Last year's Commonwealth Games was delivered £35 million ($54 million/€47 million) under budget, figures published by Glasgow 2014 Ltd have revealed as it takes the first steps towards ceasing operations.
The company was set up by partners including the Scottish Government, Glasgow City Council and Commonwealth Games Scotland to manage all aspects of the delivery of the event, with the current estimates suggesting that it will conclude its operations without having to utilise £35.5 million of the allocated public funds from its budget.
The figure is £10 million ($15 million/€13 million) more than was forecast at the end of 2014.
"I'm delighted that Glasgow 2014 Ltd looks set to finish in such a strong and healthy final budgetary position with more than £35 million of previously committed public funds having not been required," said Glasgow 2014 chairman Lord Smith of Kelvin.
"It is clear that the delivery of Scotland's biggest sporting event and the Commonwealth's best-ever Games has been a team effort and a job well done.
"Through all our work as an Organising Committee - and working closely with our Games partners - the team at Glasgow 2014 has focused on achieving excellence and value in everything we have done.
"It's also been very important to us that we have gone about our work in a responsible and sustainable way - with good governance and strong budgetary controls being central to our mission."
The Glasgow 2014 Organising Committee's budget was £372 million ($591.5 million/€477 million) of public funds plus commercial income generated by organisers through sponsorship, ticket sales, broadcasting rights and merchandise sales.
This included contingency of £66.1 million ($105.1/€84.7 million), general contingency of £42.3 million ($67.4 million/€54.2 million) and special reserve totalling £23.8 million ($37.9 million/€30.3 million).
The latest announcement comes after it was revealed last month by Glasgow City Council that the Commonwealth Games had delivered a £423 million ($635 million/€559 million) boost to the host cities businesses.
"As well as being a huge sporting triumph, the Glasgow 2014 Commonwealth Games were a good model of planning and effective financial management," said Jamie Hepburn, Scotland's Minister for Sport, Health and Improvement and Mental Health.
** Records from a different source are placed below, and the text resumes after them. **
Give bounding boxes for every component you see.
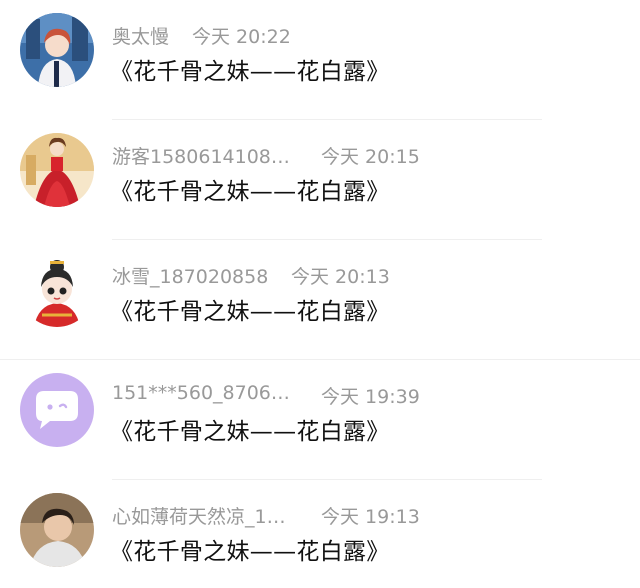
username[interactable]: 心如薄荷天然凉_1… xyxy=(112,502,286,529)
chibi-bride-avatar-icon xyxy=(20,253,94,327)
avatar[interactable] xyxy=(20,253,94,327)
timestamp: 今天 20:13 xyxy=(291,266,390,288)
timestamp: 今天 20:15 xyxy=(321,146,420,168)
comment-text[interactable]: 《花千骨之妹——花白露》 xyxy=(110,292,390,326)
username[interactable]: 151***560_8706… xyxy=(112,382,290,404)
list-item[interactable]: 奥太慢 今天 20:22 《花千骨之妹——花白露》 xyxy=(0,0,640,120)
comment-text[interactable]: 《花千骨之妹——花白露》 xyxy=(110,412,390,446)
avatar[interactable] xyxy=(20,493,94,567)
timestamp: 今天 19:39 xyxy=(321,386,420,408)
chat-bubble-avatar-icon xyxy=(20,373,94,447)
list-item[interactable]: 游客1580614108… 今天 20:15 《花千骨之妹——花白露》 xyxy=(0,120,640,240)
timestamp: 今天 19:13 xyxy=(321,506,420,528)
anime-boy-avatar-icon xyxy=(20,13,94,87)
avatar[interactable] xyxy=(20,133,94,207)
timestamp: 今天 20:22 xyxy=(192,26,291,48)
username[interactable]: 游客1580614108… xyxy=(112,142,290,169)
red-gown-girl-avatar-icon xyxy=(20,133,94,207)
item-meta: 奥太慢 今天 20:22 xyxy=(112,22,291,49)
avatar[interactable] xyxy=(20,13,94,87)
comment-text[interactable]: 《花千骨之妹——花白露》 xyxy=(110,532,390,566)
list-item[interactable]: 心如薄荷天然凉_1… 今天 19:13 《花千骨之妹——花白露》 xyxy=(0,480,640,588)
item-meta: 冰雪_187020858 今天 20:13 xyxy=(112,262,390,289)
item-meta: 游客1580614108… 今天 20:15 xyxy=(112,142,420,169)
photo-boy-avatar-icon xyxy=(20,493,94,567)
comment-text[interactable]: 《花千骨之妹——花白露》 xyxy=(110,52,390,86)
list-item[interactable]: 151***560_8706… 今天 19:39 《花千骨之妹——花白露》 xyxy=(0,360,640,480)
item-meta: 151***560_8706… 今天 19:39 xyxy=(112,382,420,408)
comment-feed: 奥太慢 今天 20:22 《花千骨之妹——花白露》 游客1580614108… … xyxy=(0,0,640,588)
item-meta: 心如薄荷天然凉_1… 今天 19:13 xyxy=(112,502,420,529)
comment-text[interactable]: 《花千骨之妹——花白露》 xyxy=(110,172,390,206)
username[interactable]: 冰雪_187020858 xyxy=(112,262,268,289)
avatar[interactable] xyxy=(20,373,94,447)
username[interactable]: 奥太慢 xyxy=(112,22,169,49)
list-item[interactable]: 冰雪_187020858 今天 20:13 《花千骨之妹——花白露》 xyxy=(0,240,640,360)
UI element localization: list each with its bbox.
"From the outset we worked closely with the Organising Committee and other key partners to make sure the Games were delivered within budget.
"Our focus now shifts to continuing to secure the lasting legacy from the Games so that generations to come benefit from the public investment made."
The final budget figures will be confirmed when the company's closing accounts are completed as part of the winding up process, with the Glasgow 2014 Board and Games partners having appointed Johnston Carmichael as the company's liquidators.